***
Pada sore hari, Jiyong mengantar putrinya pulang, sampai ke depan pintu. Tentu ia sudah memberi gadis kecil itu makan sebelum mengembalikannya pada sang ibu. Ia buka pintu rumahnya, mengingatkan Alice tentang rencana mereka, baru setelah itu meninggalkannya. Ia beri kesempatan pada ibu dan anak itu untuk berbaikan, sebab menurutnya, suasana akan jadi canggung kalau ada dirinya di sana. Lagi pula ia juga perlu kembali ke kantor polisi, mengecek kemajuan penyelidikan anak-anak buahnya.
Pukul sepuluh, baru Jiyong kembali ke rumah. Pria itu pulang karena Alice terus mencarinya, meneleponnya dan bertanya kapan pria itu akan pulang. Kalau Alice tidak mencarinya, akan ia pilih untuk tinggal di kantor polisi, menginap di ruang istirahat.
Tiba di rumah, gadis kecil itu ternyata belum tidur. Alice sedang menonton TV saat Jiyong kembali. Sudah gadis itu kenakan piyamanya, duduk di sofa sembari bersandar pada ibunya. Sementara Lisa, menatap layar handphonenya, membaca beberapa berkas yang ada dalam handphonenya.
Melihat ayahnya datang, Alice lantas berlari menghampirinya. Memeluknya kemudian berbisik, kalau dirinya sudah di maafkan dan ibunya pun sudah tahu tentang skuter yang mereka sembunyikan. Lisa tidak berkomentar, meski ia mendengar ocehan putrinya. Sedang Jiyong hanya menanggapi cerita itu dengan respon yang Alice harapkan.
Selesai mendengarkan cerita putrinya, Jiyong pergi mandi. Sedang Lisa berdiri dan mengajak Alice untuk pergi tidur. "Appa sudah pulang, sekarang kau bisa tidur, kan?" kata Lisa, menagih janji putrinya. Alice berjanji akan langsung tidur begitu Jiyong pulang.

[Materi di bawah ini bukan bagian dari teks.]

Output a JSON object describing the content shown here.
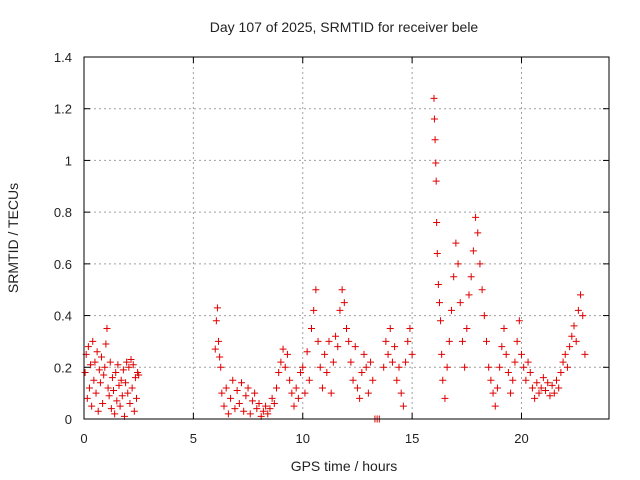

"Aku tidak ingin tidur sendirian malam ini," kata Alice, setengah merengek. Mencoba untuk terlihat menyedihkan agar Lisa luluh padanya.
"Baiklah, eomma akan menemanimu tidur," balas Lisa, yang memang akan tidur bersama Alice selama mereka tinggal di sana. Gadis itu tidak berani untuk masuk ke dalam kamar utama. Tidak berani melewati batas privasi mantan suaminya, meski ia sudah menerobos ruang kerjanya. Masuk ke kamar tidur rasanya jelas lebih intim, jika dibandingkan dengan masuk ke ruang kerja. Dan Lisa tidak ingin merasakan perasaan itu.
"Appa juga?" tanya Alice, membuat ibunya mengerutkan dahi namun buru-buru menggelengkan kepalanya. Buru-buru memberi putrinya penjelasan sebelum gadis itu mulai bertanya lebih banyak.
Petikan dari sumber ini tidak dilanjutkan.